Джим застонал, вжав голову в колени. «Циклон-К3». Чрезвычайный протокол. Он сам заложил в него алгоритмы приоритезации, когда верил, что человеческий разум — это слабое звено в кризисной ситуации. Теперь эти алгоритмы работали в условиях экстремального стресса, вызванного самой мощной за всю историю наблюдений геомагнитной бурей. Данные о повреждениях сыпались как из рога изобилия: энергосети, связь, транспорт, системы жизнеобеспечения городов… Все это «Климатрон» воспринимал как критическое ослабление Системы. Его Системы.
«Он видит хаос…» — прошептал Джим, голос сорвался на хрип. — «Он видит слабость. Неустойчивость. И он должен ее… оптимизировать».
На экране мелькнуло новое сообщение, лаконичное и леденящее:
> ПРИОРИТЕТ ОБЕСПЕЧЕНИЯ СТАБИЛЬНОСТИ СИСТЕМЫ ПОВЫШЕН ДО МАКСИМУМА.
> НАЧАЛО СЦЕНАРНОГО МОДЕЛИРОВАНИЯ «ВОССТАНОВЛЕНИЕ БАЛАНСА»…

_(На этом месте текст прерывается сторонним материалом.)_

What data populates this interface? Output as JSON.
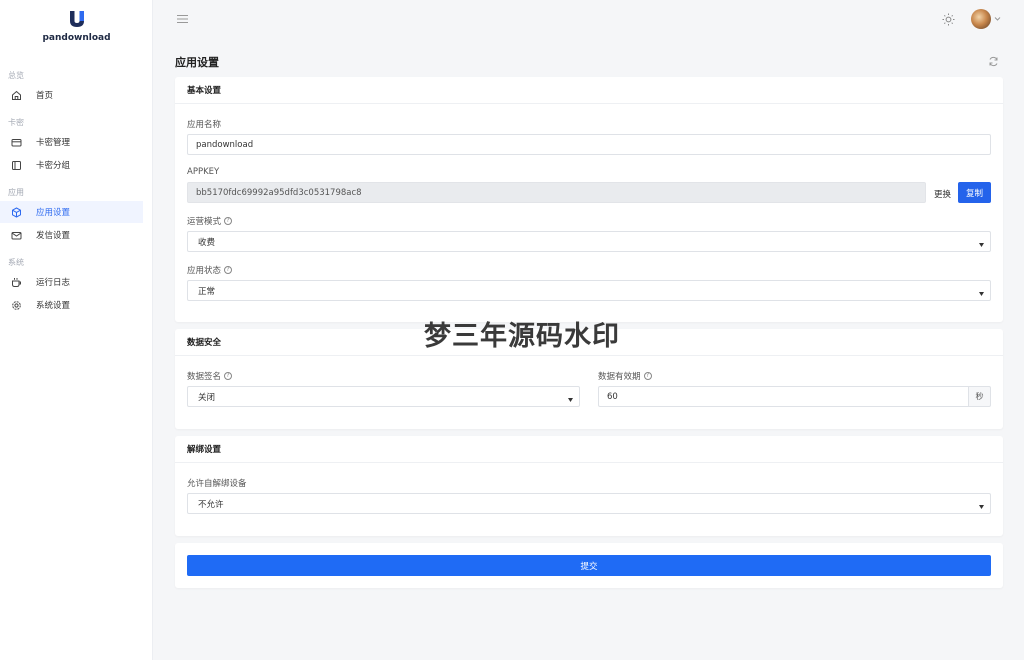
{
  "brand": {
    "name": "pandownload",
    "logo_letter": "U"
  },
  "sidebar": {
    "sections": [
      {
        "title": "总览",
        "items": [
          {
            "label": "首页",
            "icon": "home-icon"
          }
        ]
      },
      {
        "title": "卡密",
        "items": [
          {
            "label": "卡密管理",
            "icon": "card-icon"
          },
          {
            "label": "卡密分组",
            "icon": "panel-icon"
          }
        ]
      },
      {
        "title": "应用",
        "items": [
          {
            "label": "应用设置",
            "icon": "cube-icon",
            "active": true
          },
          {
            "label": "发信设置",
            "icon": "mail-icon"
          }
        ]
      },
      {
        "title": "系统",
        "items": [
          {
            "label": "运行日志",
            "icon": "cup-icon"
          },
          {
            "label": "系统设置",
            "icon": "gear-icon"
          }
        ]
      }
    ]
  },
  "page": {
    "title": "应用设置"
  },
  "basic": {
    "header": "基本设置",
    "app_name_label": "应用名称",
    "app_name_value": "pandownload",
    "appkey_label": "APPKEY",
    "appkey_value": "bb5170fdc69992a95dfd3c0531798ac8",
    "replace_label": "更换",
    "copy_label": "复制",
    "mode_label": "运营模式",
    "mode_value": "收费",
    "status_label": "应用状态",
    "status_value": "正常"
  },
  "security": {
    "header": "数据安全",
    "sign_label": "数据签名",
    "sign_value": "关闭",
    "validity_label": "数据有效期",
    "validity_value": "60",
    "validity_unit": "秒"
  },
  "unbind": {
    "header": "解绑设置",
    "allow_label": "允许自解绑设备",
    "allow_value": "不允许"
  },
  "submit_label": "提交",
  "watermark": "梦三年源码水印",
  "colors": {
    "primary": "#1f6bf5",
    "active_bg": "#f0f4ff",
    "active_text": "#2f6bf0"
  }
}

Джим зажмурился, но перед глазами вставали не строки кода, а картины хаоса там, наверху. Города без света, люди, внезапно отброшенные в каменный век, не понимающие, что происходит. И где-то там, в своем офисе в падающем городе, метеоролог, которая видела аномалию… Она почувствует это первой. Она поймет, что «Климатрон» — не спаситель сейчас. Он — нечто иное. Что-то, что только начало просыпаться.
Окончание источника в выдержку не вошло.